This post will offer some insights on how to index popular document formats like Word, PDF, and JPG’s when using the Azure Search offering. Azure Search is currently in preview and therefore evolving rapidly. However, as for now, indexing documents isn’t supported. Hence my search for alternative ways of extracting document data and metadata.
Something about Azure Search.
As you might know, I’m currently exploring the world of Azure search and have to say that it’s an interesting journey so far. (If you haven’t caught up on Azure Search, I’ve collected some helpful resources that will get you up to speed, which can be found here.)
The search offering isn’t anything close to SQL servers Full-Text search solution because it’s built on a different product known as Elasticsearch. To keep things simple, Elasticsearch (http://www.elasticsearch.org/) is more or less responsible for the server-side plumbing (scaling, multi-tenancy, insights, exposing the data, etc.) and internally uses Lucene (http://lucene.apache.org) responsible for full-text indexing. It’s important to know this because this may provide some details on how the product may evolve.
I’m quite positive about this change; however, I’ve worked with Lucene in-depth, so I’m biased. The current preview offering is somewhat limited, and we have to wait and see how much value the Azure team can add. Nevertheless, I’m eager to give it a go.
Elasticsearch – the definitive guide: http://www.elasticsearch.org/guide/en/elasticsearch/guide/current/index.html
By default, Elasticsearch supports indexing documents of various formats by utilizing the Apache Tika toolkit (http://tika.apache.org/). This toolkit detects and extracts metadata and text from over a thousand different file types (such as PPT, XLS, and PDF).

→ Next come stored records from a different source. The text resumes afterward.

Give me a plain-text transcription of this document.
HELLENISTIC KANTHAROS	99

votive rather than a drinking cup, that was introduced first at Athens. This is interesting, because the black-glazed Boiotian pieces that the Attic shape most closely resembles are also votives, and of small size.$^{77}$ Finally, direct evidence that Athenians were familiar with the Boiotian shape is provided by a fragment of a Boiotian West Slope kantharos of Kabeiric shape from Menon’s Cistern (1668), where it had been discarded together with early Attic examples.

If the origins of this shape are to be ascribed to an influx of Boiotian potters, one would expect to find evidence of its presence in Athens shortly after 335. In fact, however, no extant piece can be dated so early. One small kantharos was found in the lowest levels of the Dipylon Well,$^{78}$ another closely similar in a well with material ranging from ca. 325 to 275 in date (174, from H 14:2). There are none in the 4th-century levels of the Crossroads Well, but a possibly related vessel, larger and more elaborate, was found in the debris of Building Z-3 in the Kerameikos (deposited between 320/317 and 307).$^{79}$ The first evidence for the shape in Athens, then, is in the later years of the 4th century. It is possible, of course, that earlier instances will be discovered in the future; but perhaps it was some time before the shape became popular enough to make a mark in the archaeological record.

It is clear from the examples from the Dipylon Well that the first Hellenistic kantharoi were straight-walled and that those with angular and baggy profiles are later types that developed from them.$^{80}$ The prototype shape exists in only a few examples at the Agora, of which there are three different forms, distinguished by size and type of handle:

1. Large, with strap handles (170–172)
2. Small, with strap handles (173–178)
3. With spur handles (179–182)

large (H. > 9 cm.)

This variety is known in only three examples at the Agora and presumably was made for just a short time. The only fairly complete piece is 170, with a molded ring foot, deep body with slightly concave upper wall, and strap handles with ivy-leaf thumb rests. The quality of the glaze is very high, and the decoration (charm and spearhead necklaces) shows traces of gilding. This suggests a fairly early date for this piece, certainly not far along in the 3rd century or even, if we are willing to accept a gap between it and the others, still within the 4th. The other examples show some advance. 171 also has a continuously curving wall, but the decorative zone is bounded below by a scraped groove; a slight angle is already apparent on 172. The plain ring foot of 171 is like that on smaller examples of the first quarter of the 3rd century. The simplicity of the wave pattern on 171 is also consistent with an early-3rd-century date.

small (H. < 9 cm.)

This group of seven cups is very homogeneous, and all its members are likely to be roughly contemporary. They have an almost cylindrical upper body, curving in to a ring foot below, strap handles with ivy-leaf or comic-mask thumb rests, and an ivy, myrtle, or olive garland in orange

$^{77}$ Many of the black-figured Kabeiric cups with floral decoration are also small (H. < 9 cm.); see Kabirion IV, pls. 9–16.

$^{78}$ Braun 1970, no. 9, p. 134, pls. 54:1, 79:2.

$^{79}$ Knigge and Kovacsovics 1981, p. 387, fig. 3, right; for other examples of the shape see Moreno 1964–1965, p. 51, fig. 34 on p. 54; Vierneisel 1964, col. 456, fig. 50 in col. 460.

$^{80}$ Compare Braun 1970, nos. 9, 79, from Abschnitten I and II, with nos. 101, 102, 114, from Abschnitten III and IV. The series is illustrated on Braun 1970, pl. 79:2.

NOTE: As you probably noticed by now, we are digging into this open source realm again, which makes some of the .NET dev/Windows IT guys uncomfortable. Just don’t because this is Microsoft’s new direction, and secondly you will be missing out on some great solutions.
Unfortunately, Azure Search doesn’t support indexing documents at the moment and therefore required to look for alternative ways of extracting the data so it can be fed into the index. The good news is that there are plenty of solutions available, both commercial and opensource, including native .NET in case this is important for you. I prefer sticking to the Tika toolkit for several good reasons;
- If Azure search includes a way of indexing documents, this will most likely be based on Tika.
- Tika is often used and proven to be a reliable solution.
- Prior positive experiences are working with the Tika community. (Had a critical bug fixed within 3 hours)
- Many of the native .Net implementations aren’t up to par and sometimes even depend on abandoned libraries.
The only challenge is; how to get Tika running quickly within Azure? At this point there are a couple of available options;
1 – Apache Tika Server
Hosting Apache Tika Server (http://wiki.apache.org/tika/TikaJAXRS) within an Azure VM. This isn’t as hard as it sounds, thanks to Docker Hub. However, you will still need to read up on the REST API and manage the Linux based VM’s.
2 – Azure SDK for Java
Another option is to include the Tika library within a Worker Role Application. The benefit is that you can access Azure storage easily within the same process. In addition, scaling and managing an application is a more straightforward compared with a VM.
3 – Using IKVM.NET / TikaOnDotNet
IKVM.NET (http://weblog.ikvm.net/) IKVM.NET is a Java Virtual Machine (JVM) for the .NET and Mono runtimes. And basically allows Java code to be used by .NET applications. The drawback is that you will need to generate .NET libraries for all Java packages, which will then need to be reference within your Visual Studio project. It’s not that complicated; however, Downloading and building the Tika source requires some time and knowledge of Maven 2.
Luckily someone already took the time to wrap all of this within a NuGet package. But if you’re interested in the details, make sure to visit the following page http://kevm.github.io/tikaondotnet/ Details about the package can be found here https://www.nuget.org/packages/TikaOnDotNet/ or install the package using the flowing command in the Package Manager Console.
PM> Install-Package TikaOnDotNet
The API is simple, but if you need samples, open the Test project on GitHub.
const string url = "http://download.microsoft.com/download/E/7/B/E7B25440-1569-40B5-989E-3951FC178214/Microsoft_Press_eBook_Introducing_HDInsight_PDF.pdf";
var textExtractionResult = new TextExtractor().Extract(new Uri(url));
textExtractionResult contains the extracted Metadata and Text
We have covered three different ways of extracting Metadata and text using Tika. Now selection a solution and how should glue things together depends on your requirements. In this post, I just wanted to show that there are ways of getting the job done.